Recommendation System for Novice- with a sample dataset.
Hi…! This blog explains the basic statistical concepts behind the implementation of recommendation system with a simple use case.
Before we deep dive into the topic, let us understand what is a recommendation system..? and its impact in Entertainment and E-commerce domains.
What is a Recommendation System..?
A Recommendation system is basically a information filtering system which predicts the rating/feedback that the user might give to the product. The recommender system uses several statistical and ML algorithms like clustering and ensemble methods to predict the rating/feedback of the product by the specific user based on his past feedback on different products.
Significance of Recommendation System in E-Commerce
- According to a paper written by Netflix executives Carlos A. Gomez-Uribe and Neil Hunt, the video streaming service’s AI recommendation system saves the company around $1 billion each year.
- Netflix even conducted a competition named “Netflix Prize” for creating the best Collaborative filtering algorithms in 2006 with the grand prize of $1,000,000$.
- The task was to improvise its existing algorithm “Cinematch”. For further details refer this link (CineMatch)
- The winner’s model (BellKor’s Pragmatic Chaos team) was able to increase its accuracy over 10%.
- Several other E-commerce sites such as Amazon posses its own customized recommendation system.
Types of Recommendation System
There are 3 different types of recommendation system.
- Content-Based Recommendation System
- Collaborative Filtering/Recommendation System
- Hybrid Recommendation System
Content-Based Recommendation System
In this type of recommendation types, the user’s profile and the item’s profile are taken in to account for predicting the ratings of the user. The examples in case of a literature (Books ) are Genre, Language, author’s profile,keywords and the user’s choice in the past etc…,
Collaborative Filtering recommendation system
Unlike content based system,Collaborative filtering system doesn’t consider the User attributes ( age category, gender, profile etc..,) and product attributes( Genre,language,Keywords etc..,).It identifies the relationship between the users and product from the User-Item matrix.
There are two types of Collaborative filtering systems.
- Model Based Collaborative System
- Memory Based Collaborative System
In Model based system, ML techniques like Clustering,and neural nets are employed to predict the ratings. Whereas In Memory based, it is further classified as
- User -Based recommendation System
- Item -Based recommendation System
User Based Filtering
In user based filtering, the similarity among the user is identified based on their profile history (past ratings and subscription) using Centered Cosine Similarities,Pearson Correlation . If user A and B are similar, then the products which B subscribed is recommended to A and vice-versa.
Pearson Correlation
Pearson Correlation is used to find the relationship between two entities. The value of Pearson Correlation ranges from -1 to +1. The Positive values implies that, there is a positive correlation among the entities. Negative values implies that there is a negative correlation among the entities. The value closer to 0 implies there is no correlation between them. The similarity correlation among item ‘X’ and ‘Y’ is calculated by r
The relationship table for the different ranges of correlation values is given by
Cosine Similarity
The similarity among the users can also be calculated by cosine similarity function.The similarity is calculated by the angle between the user vectors.It is assumed that, the users are similar when they have small angles between them. The formula for cosine similarity is given by
The Graphical vector form is shown below.

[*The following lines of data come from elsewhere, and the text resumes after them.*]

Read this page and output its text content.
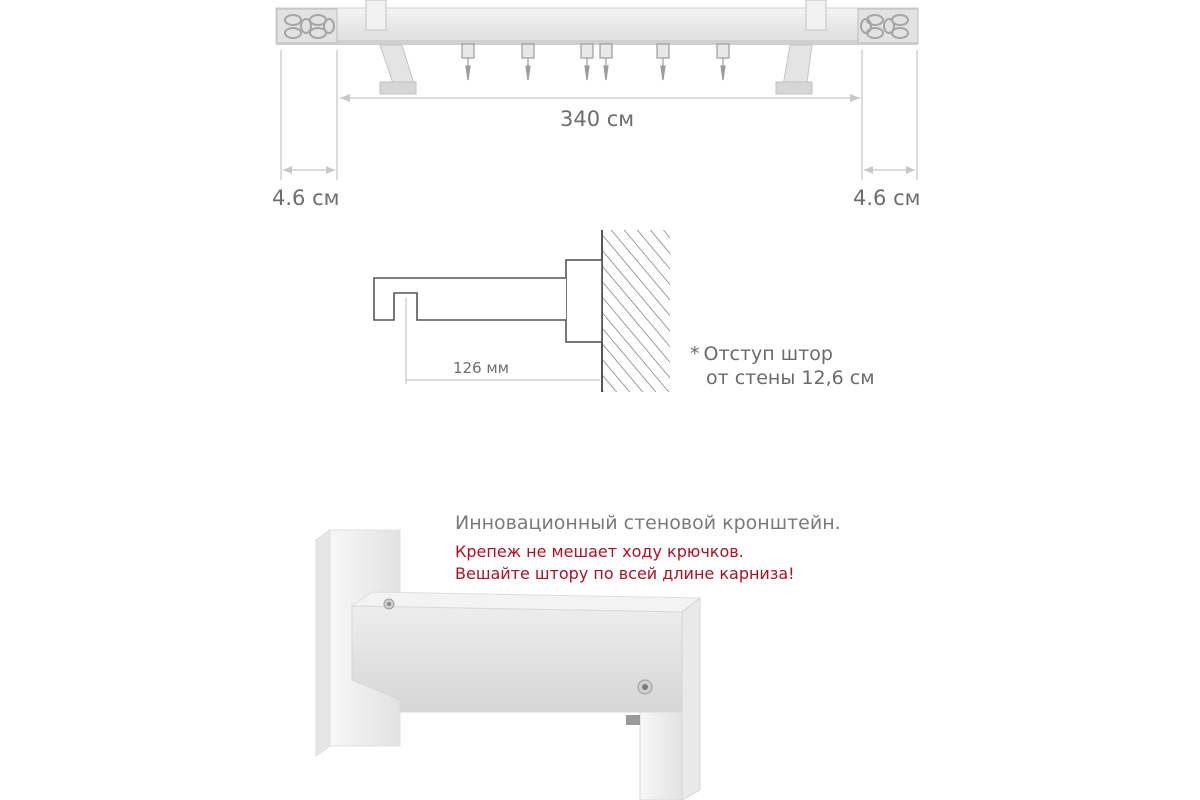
340 см
4.6 см	4.6 см
126 мм
* Отступ штор
от стены 12,6 см
Инновационный стеновой кронштейн.
Крепеж не мешает ходу крючков.
Вешайте штору по всей длине карниза!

Prediction Of User’s Ratings
The Prediction of ratings given by the user is calculated by the Bayesian Weighted Average. The prediction of the User ‘i’ on a product “P” is calculated as
where S(i,j) — similarity among user “i” and “j”
R (j) — Rating given by user “j” on the product.
Item Based Filtering
Item based Collaborative system was introduced by Amazon in 1998.In this type of filtering , the similarity among the products is calculated instead of the users. The former is achieved by calculating how many users bought product “p” also bought product “q”.
The Similar items are recommended based on the user’s past feedback (or) ratings.
Here, the products “A” and “C” are similar. since the user ‘A’ liked the product ‘A’ , the product “C” is recommended to user ‘A’.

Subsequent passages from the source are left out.